L’application de la nouvelle carte des zones défavorisées simples a fait perdre leurs ICHN à vingt-neuf exploitations de Saône-et-Loire. Huit d’entre elles vont les retrouver grâce à un classement en zone de montagne. Eleveurs, élus et syndicats restent mobilisés pour obtenir un reclassement en zone défavorisée simple pour les vingt-et-une autres exploitations.  

charolaises au pré saône-et-loire
© S.Bourgeois-archives

« La démission de quatorze élus en janvier 2019 a secoué localement et nationalement les pouvoirs publics » constate Jean-Luc Delpeuch, ex-président de la communauté de communes du Clunisois.

La chambre d’agriculture de Saône-et-Loire a alors préparé avec les éleveurs, les élus et les syndicats, un travail de précision sur les cartes qui a permet de faire valoir l’éligibilité au classement en zone de montagne d’une partie du territoire concerné. Et ce travail a porté ses fruits : un arrêté ministériel en date du 17 mars 2020 classe zone de montagne trois communes dans leur intégralité (Donzy-le-Pertuis, Berzé-le-Chatel et Blanot) ainsi que trois autres communes pour environ un tiers de leurs surfaces (Bray, Cortambert et Chissey-lès-Macon) (1).

Ceci permet à huit exploitations, qui ont plus de 80 % de leurs surfaces dans ce périmètre "zone de montagne", de récupérer les ICHN qu’elles avaient perdu.  

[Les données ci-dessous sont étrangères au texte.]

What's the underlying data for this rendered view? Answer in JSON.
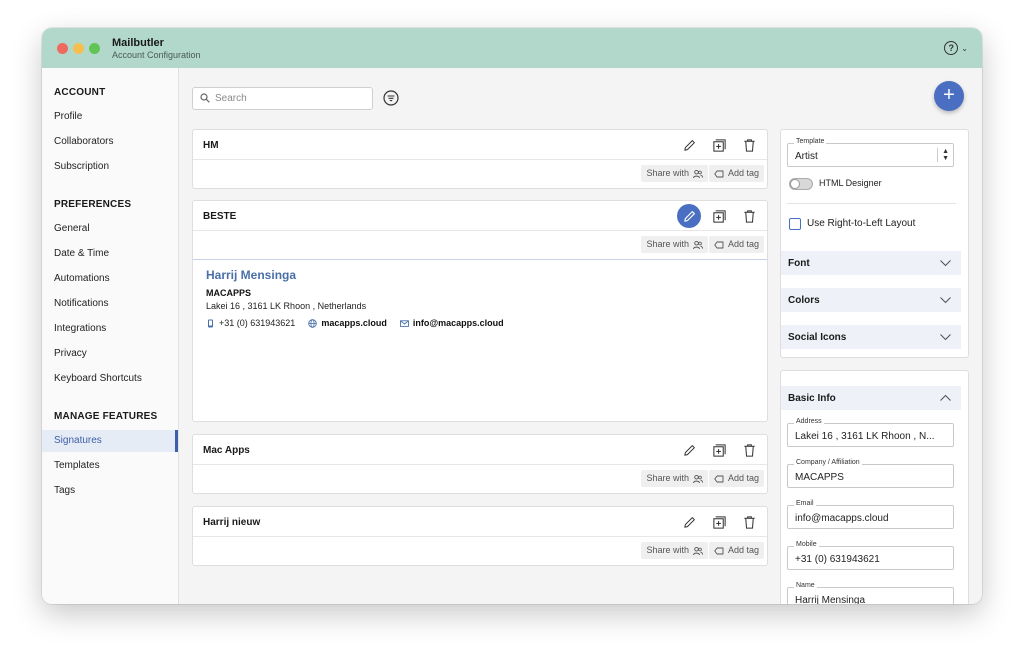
{
  "window": {
    "title": "Mailbutler",
    "subtitle": "Account Configuration"
  },
  "help": {
    "icon": "question-circle-icon",
    "glyph": "?"
  },
  "sidebar": {
    "sections": [
      {
        "heading": "ACCOUNT",
        "items": [
          "Profile",
          "Collaborators",
          "Subscription"
        ]
      },
      {
        "heading": "PREFERENCES",
        "items": [
          "General",
          "Date & Time",
          "Automations",
          "Notifications",
          "Integrations",
          "Privacy",
          "Keyboard Shortcuts"
        ]
      },
      {
        "heading": "MANAGE FEATURES",
        "items": [
          "Signatures",
          "Templates",
          "Tags"
        ]
      }
    ],
    "active_item": "Signatures"
  },
  "toolbar": {
    "search_placeholder": "Search",
    "search_value": "",
    "add_glyph": "+"
  },
  "cards": {
    "share_label": "Share with",
    "tag_label": "Add tag",
    "items": [
      {
        "title": "HM"
      },
      {
        "title": "BESTE",
        "editing": true
      },
      {
        "title": "Mac Apps"
      },
      {
        "title": "Harrij nieuw"
      }
    ]
  },
  "signature_preview": {
    "name": "Harrij Mensinga",
    "company": "MACAPPS",
    "address": "Lakei 16 , 3161 LK Rhoon , Netherlands",
    "phone": "+31 (0) 631943621",
    "website": "macapps.cloud",
    "email": "info@macapps.cloud"
  },
  "design_panel": {
    "template_label": "Template",
    "template_value": "Artist",
    "html_designer_label": "HTML Designer",
    "html_designer_on": false,
    "rtl_label": "Use Right-to-Left Layout",
    "rtl_checked": false,
    "sections": [
      "Font",
      "Colors",
      "Social Icons"
    ]
  },
  "basic_info": {
    "heading": "Basic Info",
    "fields": [
      {
        "label": "Address",
        "value": "Lakei 16 , 3161 LK Rhoon , N..."
      },
      {
        "label": "Company / Affiliation",
        "value": "MACAPPS"
      },
      {
        "label": "Email",
        "value": "info@macapps.cloud"
      },
      {
        "label": "Mobile",
        "value": "+31 (0) 631943621"
      },
      {
        "label": "Name",
        "value": "Harrij Mensinga"
      }
    ]
  },
  "colors": {
    "accent": "#4a6fc2",
    "titlebar": "#b2d8cb",
    "link": "#4a6fa8"
  }
}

« C’est un progrès, mais nous voulons arriver au bout. Nous écrivons au préfet pour lui présenter carte à l’appui l’absurdité de la situation qui demeure, et lui demander de prendre dès à présent une décision » explique Jean-Luc Delpeuch. En effet, la carte actuelle laisse apparaitre une zone non éligible en forme de doigt de gant, enchassée dans des zones classées « montagne » ou « défavorisée simple ».

 

carte zones défavorisées Clunisois

 

Le recours déposé en 2019 par les éleveurs du Clunisois devant le juge administratif est toujours en cours d’instruction, dans l'attente d'une décision du Conseil d'Etat. En effet, un recours a été déposé par les éleveurs de la Piège, dans l’Aude, eux aussi exclus du dispositif ICHN, devant le Conseil d’Etat. Ce recours porte sur le décret qui définit les grands principes du classement en zone défavorisée. Le tribunal administratif de Saône-et-Loire attend donc la décision du Conseil d’Etat pour statuer sur le cas des éleveurs du Clunisois. « Notre recours porte sur un autre point » explique Jean-Luc Delpeuch. « Nous contestons que la délimitation des zones défavorisées s’appuie sur celle des PRA (petites régions agricoles), qui est obsolète, et non sur celle des communes. Nous avons des arguments suffisamment solides pour obtenir gain de cause.»  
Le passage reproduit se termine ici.